Scudo Sports

Bisikletle dünyayı gezen ilk kadın

Abdülkadir Ergin

Forum Bağımlısı
Kayıt
31 Ocak 2012
Mesaj
2.373
Tepki
7.335
Yaş
45
Şehir
Manisa
Başlangıç
1984—85
Bisiklet
Bianchi
Bisiklet türü
Yol bisikleti
1800'lerin sonunda dünyanın çevresini bisikletle dolaşmaya girişecek kadar yürekli; giderlerini bisikletine reklam alarak, ufak tefek şeyler satarak karşılayacak kadar "becerikli"; bisikleti rahat kullanabilmek için uzun eteği bırakıp kısa pantolon giyecek, kadın kıyafetlerinde başlayan değişimin öncülerinden olacak kadar özgür ruhlu; yolculuğu ne pahasına olursa olsun tamamlayacak kadar kararlı bir kadının öyküsü...

1.jpg

Takvimler 25 Haziran 1894'ü gösteriyor. 24 yaşındaki Annie, dünyanın çevresini bisikletiyle dolaşacağını ilan ettiğinden beri, kendisini "Londonderry" soyadıyla sunuyor. Asıl soyadı Kopchovsky. Yoksul bir Yahudi aileden geliyor. Kocası Max ve üç çocuğuyla birlikte; ağabeyi, karısı ve onların iki çocuğuyla yaşıyorlar. Kadınların büyük hedeflerle ortaya çıkmasını, toplumun büyük geneline kabul ettirmek zorken, üç çocuğu olan bir anne söz konusuysa, bu bütünüyle imkânsız. Annelik görevlerini bir kenara bırakarak uzun bir maceraya girişmek! Olacak şey değil. Bekâr ve tabii ki çocuksuz olan Annie Londonderry, sert yargıların önünü kesmek için oluşturulmuş kurgusal bir karakter. Ayrıca bu yeni ismi sayesinde Yahudi kimliği ona yollarda engel olmayacaktı elbette...

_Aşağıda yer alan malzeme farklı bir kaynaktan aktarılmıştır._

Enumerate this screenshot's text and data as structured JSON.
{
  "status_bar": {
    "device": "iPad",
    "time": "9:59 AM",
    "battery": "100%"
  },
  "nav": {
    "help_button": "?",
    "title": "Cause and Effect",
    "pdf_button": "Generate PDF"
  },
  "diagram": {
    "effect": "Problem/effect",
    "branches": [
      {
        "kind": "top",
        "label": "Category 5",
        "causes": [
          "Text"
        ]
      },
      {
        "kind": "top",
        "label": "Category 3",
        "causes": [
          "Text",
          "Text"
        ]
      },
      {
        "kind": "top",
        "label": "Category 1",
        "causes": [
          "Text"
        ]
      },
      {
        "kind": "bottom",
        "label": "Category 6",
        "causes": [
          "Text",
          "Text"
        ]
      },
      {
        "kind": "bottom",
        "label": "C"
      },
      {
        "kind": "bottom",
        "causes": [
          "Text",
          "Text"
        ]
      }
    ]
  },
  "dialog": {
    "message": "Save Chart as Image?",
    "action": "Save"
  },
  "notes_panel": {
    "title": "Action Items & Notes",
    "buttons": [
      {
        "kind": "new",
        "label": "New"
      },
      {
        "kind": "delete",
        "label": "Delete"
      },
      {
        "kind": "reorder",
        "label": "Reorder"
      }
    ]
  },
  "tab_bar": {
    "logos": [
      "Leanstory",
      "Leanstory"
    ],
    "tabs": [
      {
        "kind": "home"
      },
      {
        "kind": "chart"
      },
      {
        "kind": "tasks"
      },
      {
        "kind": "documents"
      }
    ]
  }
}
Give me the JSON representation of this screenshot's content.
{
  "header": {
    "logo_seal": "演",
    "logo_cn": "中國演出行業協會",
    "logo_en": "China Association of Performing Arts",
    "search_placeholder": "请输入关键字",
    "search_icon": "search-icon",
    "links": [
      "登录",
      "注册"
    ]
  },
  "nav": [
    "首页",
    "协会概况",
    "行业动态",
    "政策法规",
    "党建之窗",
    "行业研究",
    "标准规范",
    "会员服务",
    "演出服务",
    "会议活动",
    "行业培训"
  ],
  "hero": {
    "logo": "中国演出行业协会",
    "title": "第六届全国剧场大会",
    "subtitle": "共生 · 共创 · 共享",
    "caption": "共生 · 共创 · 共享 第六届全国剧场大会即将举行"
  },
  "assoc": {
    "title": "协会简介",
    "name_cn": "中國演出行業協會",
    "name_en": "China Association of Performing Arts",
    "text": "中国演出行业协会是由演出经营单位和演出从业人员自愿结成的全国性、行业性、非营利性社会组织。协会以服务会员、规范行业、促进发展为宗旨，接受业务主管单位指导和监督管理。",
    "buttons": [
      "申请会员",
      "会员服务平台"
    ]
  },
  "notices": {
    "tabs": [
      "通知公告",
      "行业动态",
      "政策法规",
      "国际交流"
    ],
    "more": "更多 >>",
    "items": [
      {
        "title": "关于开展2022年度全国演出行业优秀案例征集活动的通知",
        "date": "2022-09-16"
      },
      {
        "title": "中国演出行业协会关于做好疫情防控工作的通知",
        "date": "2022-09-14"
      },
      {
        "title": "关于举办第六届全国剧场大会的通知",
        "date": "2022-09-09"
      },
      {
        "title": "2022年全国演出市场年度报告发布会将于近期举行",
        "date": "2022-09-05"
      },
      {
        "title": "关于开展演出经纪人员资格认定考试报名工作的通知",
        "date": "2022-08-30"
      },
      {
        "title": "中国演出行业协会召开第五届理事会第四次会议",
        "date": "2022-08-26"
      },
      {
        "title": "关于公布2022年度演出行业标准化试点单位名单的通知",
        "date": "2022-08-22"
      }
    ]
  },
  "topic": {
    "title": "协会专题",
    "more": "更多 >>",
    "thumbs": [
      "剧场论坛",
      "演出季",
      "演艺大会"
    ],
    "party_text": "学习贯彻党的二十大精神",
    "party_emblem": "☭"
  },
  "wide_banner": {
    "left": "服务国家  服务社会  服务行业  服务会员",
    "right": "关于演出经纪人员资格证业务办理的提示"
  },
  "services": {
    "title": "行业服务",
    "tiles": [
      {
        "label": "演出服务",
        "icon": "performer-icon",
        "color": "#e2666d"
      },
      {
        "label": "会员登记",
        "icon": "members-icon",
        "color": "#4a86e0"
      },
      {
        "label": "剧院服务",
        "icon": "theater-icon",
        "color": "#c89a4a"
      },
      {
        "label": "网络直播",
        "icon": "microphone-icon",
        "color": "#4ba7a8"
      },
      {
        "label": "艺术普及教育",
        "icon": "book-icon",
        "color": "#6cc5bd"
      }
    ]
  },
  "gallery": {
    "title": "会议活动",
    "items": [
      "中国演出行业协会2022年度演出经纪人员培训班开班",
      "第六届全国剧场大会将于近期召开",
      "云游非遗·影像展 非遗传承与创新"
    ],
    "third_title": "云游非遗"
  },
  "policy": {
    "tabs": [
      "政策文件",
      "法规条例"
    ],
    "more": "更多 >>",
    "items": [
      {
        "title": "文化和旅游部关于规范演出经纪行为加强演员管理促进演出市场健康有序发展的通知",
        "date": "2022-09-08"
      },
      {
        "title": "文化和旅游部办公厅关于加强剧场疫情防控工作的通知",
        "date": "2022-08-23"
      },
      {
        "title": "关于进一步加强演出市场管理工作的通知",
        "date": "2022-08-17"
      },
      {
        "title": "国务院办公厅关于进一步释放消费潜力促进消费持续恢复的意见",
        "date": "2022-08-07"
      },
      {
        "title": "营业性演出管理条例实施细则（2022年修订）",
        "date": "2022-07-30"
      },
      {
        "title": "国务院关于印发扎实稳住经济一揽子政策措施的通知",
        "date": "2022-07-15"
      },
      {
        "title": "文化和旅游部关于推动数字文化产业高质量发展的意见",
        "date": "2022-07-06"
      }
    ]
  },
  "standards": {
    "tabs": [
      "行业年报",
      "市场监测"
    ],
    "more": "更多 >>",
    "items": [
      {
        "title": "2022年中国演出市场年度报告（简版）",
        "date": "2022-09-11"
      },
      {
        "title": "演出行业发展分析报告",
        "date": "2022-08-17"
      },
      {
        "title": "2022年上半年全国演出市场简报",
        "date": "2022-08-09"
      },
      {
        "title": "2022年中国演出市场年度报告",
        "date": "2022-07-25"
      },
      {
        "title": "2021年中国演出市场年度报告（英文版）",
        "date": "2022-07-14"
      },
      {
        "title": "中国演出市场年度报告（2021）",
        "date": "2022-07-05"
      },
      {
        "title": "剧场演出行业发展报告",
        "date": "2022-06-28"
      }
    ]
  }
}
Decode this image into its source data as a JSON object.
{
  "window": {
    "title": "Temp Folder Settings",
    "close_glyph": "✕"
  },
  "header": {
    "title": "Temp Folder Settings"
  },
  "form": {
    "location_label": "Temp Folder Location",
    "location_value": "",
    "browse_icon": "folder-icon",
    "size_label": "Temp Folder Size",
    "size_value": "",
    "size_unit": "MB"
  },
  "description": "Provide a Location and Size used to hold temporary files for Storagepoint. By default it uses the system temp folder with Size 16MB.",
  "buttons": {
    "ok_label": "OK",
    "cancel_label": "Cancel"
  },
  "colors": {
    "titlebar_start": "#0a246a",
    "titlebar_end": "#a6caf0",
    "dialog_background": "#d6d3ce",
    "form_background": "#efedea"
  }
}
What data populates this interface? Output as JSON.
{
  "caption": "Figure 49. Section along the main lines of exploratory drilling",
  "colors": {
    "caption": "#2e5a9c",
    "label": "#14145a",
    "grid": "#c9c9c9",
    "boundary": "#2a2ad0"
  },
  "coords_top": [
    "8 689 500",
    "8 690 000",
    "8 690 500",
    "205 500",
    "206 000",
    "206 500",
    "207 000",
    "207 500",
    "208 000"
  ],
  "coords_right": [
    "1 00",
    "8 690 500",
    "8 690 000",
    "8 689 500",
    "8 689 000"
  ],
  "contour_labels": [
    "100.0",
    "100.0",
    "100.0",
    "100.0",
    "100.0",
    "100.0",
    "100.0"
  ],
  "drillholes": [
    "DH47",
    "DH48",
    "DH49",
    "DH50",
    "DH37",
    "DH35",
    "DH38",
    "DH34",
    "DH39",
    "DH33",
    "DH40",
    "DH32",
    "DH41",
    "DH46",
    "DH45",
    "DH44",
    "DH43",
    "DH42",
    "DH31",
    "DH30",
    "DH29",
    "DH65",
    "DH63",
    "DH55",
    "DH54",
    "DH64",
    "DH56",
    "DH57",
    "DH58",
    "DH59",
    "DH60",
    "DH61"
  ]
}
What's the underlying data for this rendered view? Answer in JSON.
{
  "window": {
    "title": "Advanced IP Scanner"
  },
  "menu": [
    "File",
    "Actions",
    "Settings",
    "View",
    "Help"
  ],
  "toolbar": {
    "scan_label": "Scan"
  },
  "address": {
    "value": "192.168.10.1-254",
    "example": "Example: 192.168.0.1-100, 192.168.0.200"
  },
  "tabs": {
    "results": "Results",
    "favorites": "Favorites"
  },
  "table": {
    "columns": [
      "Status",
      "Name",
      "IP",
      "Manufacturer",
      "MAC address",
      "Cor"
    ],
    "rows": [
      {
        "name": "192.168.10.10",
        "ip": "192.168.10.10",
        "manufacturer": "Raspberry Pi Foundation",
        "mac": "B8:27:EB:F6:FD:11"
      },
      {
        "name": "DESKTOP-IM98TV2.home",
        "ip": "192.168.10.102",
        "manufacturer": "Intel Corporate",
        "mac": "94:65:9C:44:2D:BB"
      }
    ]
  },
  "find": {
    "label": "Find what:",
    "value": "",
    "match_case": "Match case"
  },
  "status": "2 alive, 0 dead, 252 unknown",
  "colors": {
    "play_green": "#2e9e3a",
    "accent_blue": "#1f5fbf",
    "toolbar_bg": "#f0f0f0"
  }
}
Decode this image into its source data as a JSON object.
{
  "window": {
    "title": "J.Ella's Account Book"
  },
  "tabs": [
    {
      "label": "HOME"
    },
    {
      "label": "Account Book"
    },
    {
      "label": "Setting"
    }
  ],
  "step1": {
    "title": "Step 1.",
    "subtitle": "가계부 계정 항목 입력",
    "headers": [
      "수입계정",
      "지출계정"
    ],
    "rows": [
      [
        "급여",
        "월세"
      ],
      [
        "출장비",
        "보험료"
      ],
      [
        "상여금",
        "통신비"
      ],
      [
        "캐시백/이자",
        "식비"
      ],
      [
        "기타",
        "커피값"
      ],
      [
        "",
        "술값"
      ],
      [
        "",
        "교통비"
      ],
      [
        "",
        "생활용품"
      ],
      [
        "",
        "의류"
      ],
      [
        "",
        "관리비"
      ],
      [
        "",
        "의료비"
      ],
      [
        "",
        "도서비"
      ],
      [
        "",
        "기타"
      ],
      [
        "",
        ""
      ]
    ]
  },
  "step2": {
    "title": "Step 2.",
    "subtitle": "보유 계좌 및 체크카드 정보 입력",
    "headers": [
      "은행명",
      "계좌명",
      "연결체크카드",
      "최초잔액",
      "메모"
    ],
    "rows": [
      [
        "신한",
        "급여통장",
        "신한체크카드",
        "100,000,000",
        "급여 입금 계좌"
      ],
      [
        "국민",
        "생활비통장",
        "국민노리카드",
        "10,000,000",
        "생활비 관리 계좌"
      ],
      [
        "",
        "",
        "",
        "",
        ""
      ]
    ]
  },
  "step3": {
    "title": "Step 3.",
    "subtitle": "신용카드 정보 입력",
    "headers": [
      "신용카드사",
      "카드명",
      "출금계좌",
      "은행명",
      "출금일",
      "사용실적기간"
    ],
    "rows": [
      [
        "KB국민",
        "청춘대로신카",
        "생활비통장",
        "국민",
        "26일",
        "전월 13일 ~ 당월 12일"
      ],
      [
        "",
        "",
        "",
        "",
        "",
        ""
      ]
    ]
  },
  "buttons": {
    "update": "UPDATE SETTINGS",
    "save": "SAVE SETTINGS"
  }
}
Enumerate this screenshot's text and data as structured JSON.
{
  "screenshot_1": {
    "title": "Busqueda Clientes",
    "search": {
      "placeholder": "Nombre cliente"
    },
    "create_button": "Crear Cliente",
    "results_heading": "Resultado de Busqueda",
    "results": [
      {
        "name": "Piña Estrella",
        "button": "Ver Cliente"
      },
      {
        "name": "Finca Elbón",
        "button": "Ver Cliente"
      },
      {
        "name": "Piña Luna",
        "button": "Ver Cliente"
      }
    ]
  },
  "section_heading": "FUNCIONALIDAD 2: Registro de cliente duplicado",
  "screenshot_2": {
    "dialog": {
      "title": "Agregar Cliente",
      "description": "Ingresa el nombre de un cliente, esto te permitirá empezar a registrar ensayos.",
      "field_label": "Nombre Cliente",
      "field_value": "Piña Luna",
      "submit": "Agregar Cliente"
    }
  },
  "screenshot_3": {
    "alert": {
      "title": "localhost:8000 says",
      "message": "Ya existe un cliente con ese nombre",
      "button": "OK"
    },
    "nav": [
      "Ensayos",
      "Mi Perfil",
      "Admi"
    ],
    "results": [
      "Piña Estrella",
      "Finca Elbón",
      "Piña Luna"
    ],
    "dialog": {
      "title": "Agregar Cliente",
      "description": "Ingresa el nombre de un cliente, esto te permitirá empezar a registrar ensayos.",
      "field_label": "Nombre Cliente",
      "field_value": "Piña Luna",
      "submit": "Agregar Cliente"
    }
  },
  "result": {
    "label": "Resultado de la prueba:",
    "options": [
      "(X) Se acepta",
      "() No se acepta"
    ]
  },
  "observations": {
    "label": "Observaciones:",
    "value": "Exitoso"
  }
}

Eşi Max bir işportacı. Annie parlak bir zekası olmasına rağmen, hiç eğitim almamış. 7 yaşında öksüz kalmış ve 18 yaşında evlenmiş Max ile. Daha sonraları, "Hayatımın geri kalan yıllarını, kucağımda bir bebek ve üstümde bir önlükle geçirmek istemedim" diye yazacaktı. Hayattan çok daha fazlasını istiyordu o.

2.jpg

Annie başlangıç noktasında bekliyor, Ilımlı Hıristiyan Kadınlar Birliği'nin yerel başkanı, kadınların oy hakkı için mücadele edenler de dahil meraklı kalabalığa kadınların erkeklerle eşit fırsatlara sahip olmaları gerektiğini, Annie’nin kadınların her şeyi yapabileceklerinin bir sembolü olacağını anlatıyordu. Kadınların seçme-seçilme ve yüksek eğitim hakkıyla, evlilikte eşit haklar talep ettikleri o yıllarda, bisiklet özgürlüğün sembolü haline gelmişti. Annie bunu, ün, servet ve özgürlüğünü kazanmak için bir fırsat olarak gördü. Kamuoyunun macera, kadın hakları ve bisiklete olan ilgisini sermayeye çevirerek, ailesi için para kazanmasını sağlayacak bir plan geliştirdi.

Annie, dünya çevresindeki bisiklet turu girişiminin iki varlıklı adam arasında bir bahis olarak düzenlendiğini açıkladı. Eğer 15 ay içinde ve toplam 5000 dolar kazanmış olarak dönerse, 10.000 dolar kazanacaktı. Karşılıksız katkı almasına izin yoktu, sadece hediyelik eşya ve reklam satarak para kazanacaktı.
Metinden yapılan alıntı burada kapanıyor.